Enzyme Biology, Kinetics, Regulation, and SNAREs

Vocabulary flashcards covering core concepts about enzymes, kinetics, regulation, and SNARE-mediated vesicle fusion based on the lecture notes.

Enzymes

Biological catalysts that act on substrates to yield products; they lower activation energy to speed up reactions without changing the overall free energy difference (ΔG) of the reaction.

Active site (catalytic site)

The region of an enzyme shaped to fit its substrate; determines specificity; may undergo induced fit to better accommodate the substrate.

Specificity

Enzymes recognize and act on only particular substrates; they can distinguish between isomers (stereo-specificity).

Isoenzymes (isozymes)

Different enzymes that catalyze the same chemical reaction in different tissues or contexts.

Proteases / Peptidases

Enzymes that hydrolyze peptide bonds in proteins to produce smaller peptides or amino acids.

Kinases

Enzymes that add phosphate groups to molecules, playing key roles in signaling and energy regulation.

Phospholipases

Enzymes that break down phospholipids, which are major components of biological membranes.

Synthases

Enzymes that build molecules by joining smaller units into larger ones.

Induced fit

The enzyme undergoes a conformational change to better fit the substrate, rather than the substrate fitting a rigid lock-and-key pocket.

Activation energy (Ea)

The energy barrier that must be overcome for a reaction to proceed; enzymes lower Ea to speed up reactions.
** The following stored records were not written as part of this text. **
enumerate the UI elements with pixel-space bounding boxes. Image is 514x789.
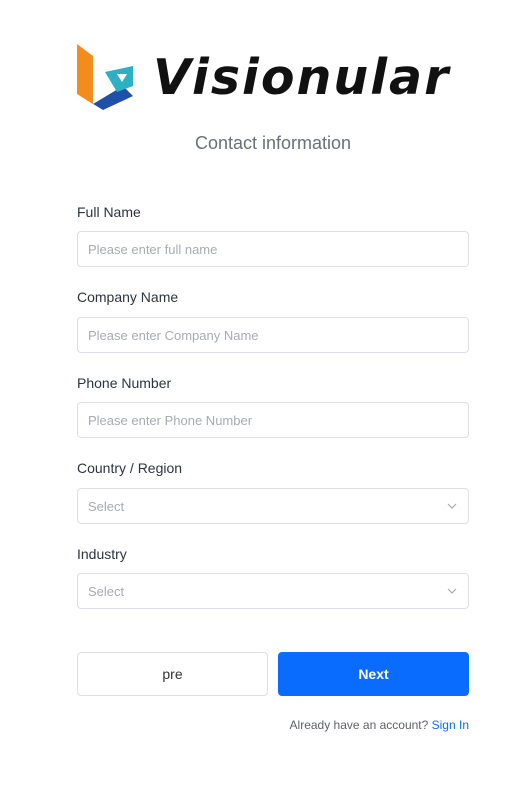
industry-selected-value: Select — [88, 583, 125, 599]
company-name-input[interactable] — [77, 317, 469, 353]
country-region-selected-value: Select — [88, 498, 125, 514]
brand-logo: Visionular — [77, 44, 469, 110]
full-name-label: Full Name — [77, 204, 141, 220]
already-have-account-text: Already have an account? — [289, 718, 429, 732]
full-name-input[interactable] — [77, 231, 469, 267]
company-name-label: Company Name — [77, 289, 179, 305]
pre-button[interactable]: pre — [77, 652, 268, 696]
phone-number-input[interactable] — [77, 402, 469, 438]
page-subtitle: Contact information — [194, 133, 352, 153]
industry-label: Industry — [77, 546, 127, 562]
sign-in-prompt: Already have an account? Sign In — [290, 718, 469, 732]
industry-select[interactable]: Select — [77, 573, 469, 609]
chevron-down-icon — [447, 588, 457, 594]
sign-in-link[interactable]: Sign In — [432, 718, 469, 732]
phone-number-label: Phone Number — [77, 375, 172, 391]
visionular-logo-mark-icon — [77, 44, 133, 110]
brand-wordmark: Visionular — [153, 48, 451, 106]
country-region-select[interactable]: Select — [77, 488, 469, 524]
contact-information-page: Visionular Contact information Full Name… — [0, 0, 514, 789]
next-button[interactable]: Next — [278, 652, 469, 696]
country-region-label: Country / Region — [77, 460, 183, 476]
chevron-down-icon — [447, 503, 457, 509]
ΔG (Gibbs free energy change)

The overall energy difference between reactants and products; enzymes do not change ΔG, only the rate.

Transition state

Top of the energy barrier that must be reached for a reaction to proceed; stabilized by enzyme interactions.

Vmax

Maximum reaction rate when an enzyme is fully saturated with substrate.

Km (Michaelis constant)

Substrate concentration at which the reaction rate is half of Vmax; reflects enzyme affinity (low Km = high affinity).

Michaelis–Menten kinetics

Describes how reaction rate depends on substrate concentration, with Vmax and Km defining the curve.

Competitive inhibition

Inhibitor binds to the enzyme’s active site, increasing Km while leaving Vmax unchanged; high substrate can overcome inhibition.

Noncompetitive inhibition

Inhibitor binds to an allosteric site, reducing Vmax with Km unchanged; substrate cannot fully restore activity.

Allosteric regulation

Regulation of enzyme activity by a molecule binding at a site other than the active site, causing a conformational change.

Cofactor

Non-protein helpers (often metal ions) required for enzyme activity (e.g., Zn2+ or Mg2+).

Coenzyme

Organic molecule cofactors (e.g., biotin) that assist in enzyme-catalyzed reactions.

Zymogen (proenzyme)

An inactive enzyme precursor that contains a prodomain blocking the active site; activation occurs when the prodomain is removed by proteolytic cleavage.

Prodomain

An extra segment in zymogens that blocks the active site until removed during activation.

Protease cleavage

The proteolytic removal of a prodomain to activate a zymogen into an active enzyme.

Cooperativity

A phenomenon where binding of substrate to one subunit increases activity of other subunits; often yields a sigmoidal (S-shaped) kinetic curve.

Domains

Distinct structural/functional regions within a single protein, each with a specific role (e.g., binding, catalysis).

Subunits

Separate polypeptide chains that come together to form a larger protein complex (e.g., hemoglobin with 4 subunits).

SNARE proteins

Membrane proteins that drive vesicle fusion by pulling two membranes together; essential for vesicle trafficking and secretion.

V-SNARE

Vesicular SNARE; located on the vesicle membrane and pairs with target SNAREs to mediate fusion.

T-SNARE

Target SNARE; located on the target membrane (e.g., plasma membrane) to interact with v-SNAREs.

Synaptobrevin

A vSNARE involved in neurotransmitter vesicle fusion with the plasma membrane.

Vesicle fusion

The process by which a vesicle membrane fuses with a target membrane to release contents (e.g., neurotransmitters or hormones) outside the cell or into the membrane.

Allosteric site

A site on an enzyme other than the active site where regulatory molecules bind to alter activity.

Denaturation

Loss of an enzyme’s structure and function due to factors like excessive heat, which disrupts its active site.

Optimal temperature

Moderate temperatures that increase enzyme activity; too high temperatures cause denaturation and loss of function.